I was playing around learning the SymPy syntax (python library) e then I saw an example that intrigued me.
$$\int x^2\sin(x^2)dx = \frac{5x\cos(x^2)\Gamma(\frac{5}{2})}{8\Gamma({\frac{9}{4})}} + \frac{5\sqrt{2\pi}C(\frac{x\sqrt{2}}{\sqrt{\pi}})\Gamma{(\frac{5}{4})}}{16\Gamma{(\frac{9}{4})}}$$
Does anyone know which integration method (series expansions, transforms or whatever) is used to calculate it ? And what this $C$ means ?
With change of variable $X=x^2\quad;\quad dx=\frac{dX}{2\sqrt{X}}$ :
$$I=\int x^2\sin(x^2)dx=\int X\sin(X)\frac{dX}{2\sqrt{X}}=\frac12\int \sqrt{X}\sin(X)dX$$ Integration by part : $$I=-\frac12\sqrt{X}\cos(X)+\frac14\int\frac{\cos(X)}{\sqrt{X}}dX$$ $$I=-\frac12x\cos(x^2)+\frac14\int\frac{\cos(x^2)}{x}2xdx$$ $$I=-\frac12x\cos(x^2)+\frac12\int\cos(x^2)dx$$ $\int\cos(x^2)dx=\sqrt{\frac{\pi}{2}}\text{C}\left(\sqrt{\frac{2}{\pi}}\:x\right)+$constant
C$(t)$ is a special function called Fresnel Integral : http://mathworld.wolfram.com/FresnelIntegrals.html
In math softwares this function is commonly named FresnelC.
In the present case $t=\sqrt{\frac{2}{\pi}}\:x$ .

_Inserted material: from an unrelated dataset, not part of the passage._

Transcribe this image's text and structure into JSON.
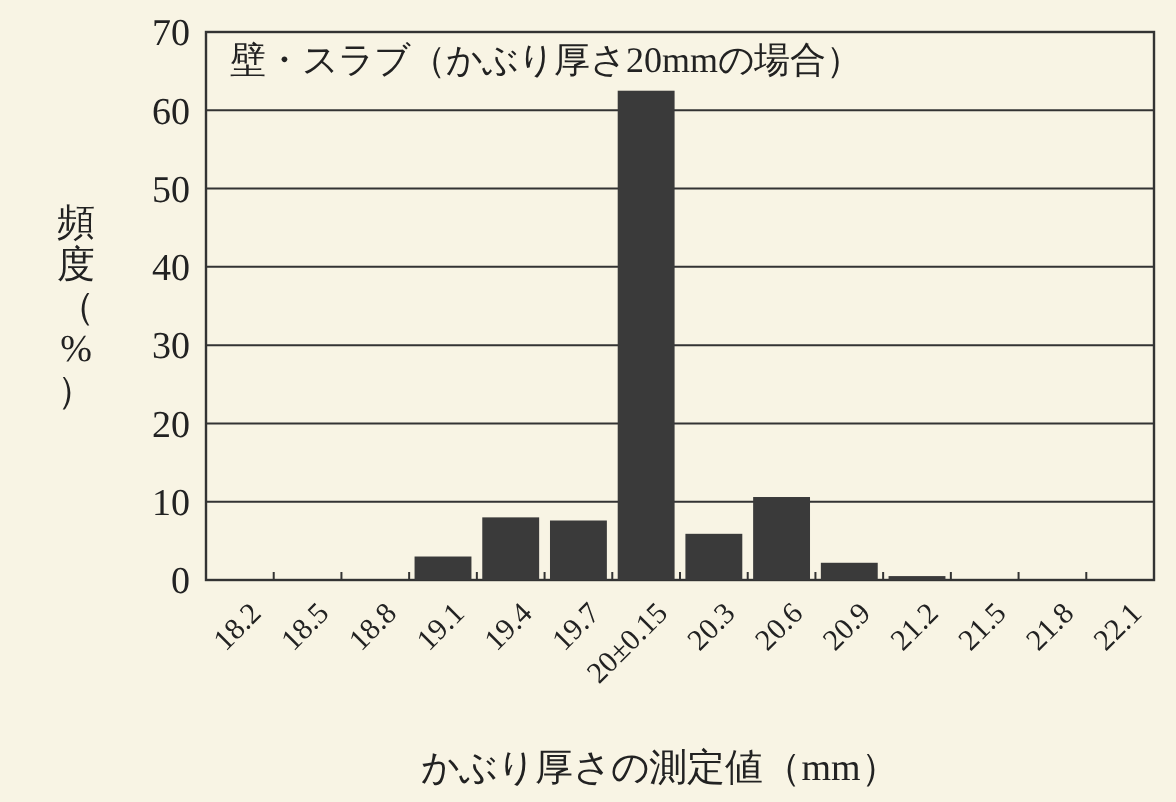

$$I=\int x^2\sin(x^2)dx=-\frac12x\cos(x^2)+\frac12\sqrt{\frac{\pi}{2}}\text{C}\left(\sqrt{\frac{2}{\pi}}\:x\right)+\text{constant}$$
This is exactly the same result than $$\int x^2\sin(x^2)dx = -\frac{5x\cos(x^2)\Gamma(\frac{5}{4})}{8\Gamma({\frac{9}{4})}} + \frac{5\sqrt{2\pi}C(\frac{x\sqrt{2}}{\sqrt{\pi}})\Gamma{(\frac{5}{4})}}{16\Gamma{(\frac{9}{4})}}+\text{constant}$$ because $\frac{\Gamma(\frac54)}{\Gamma(\frac94)}=\frac45$ .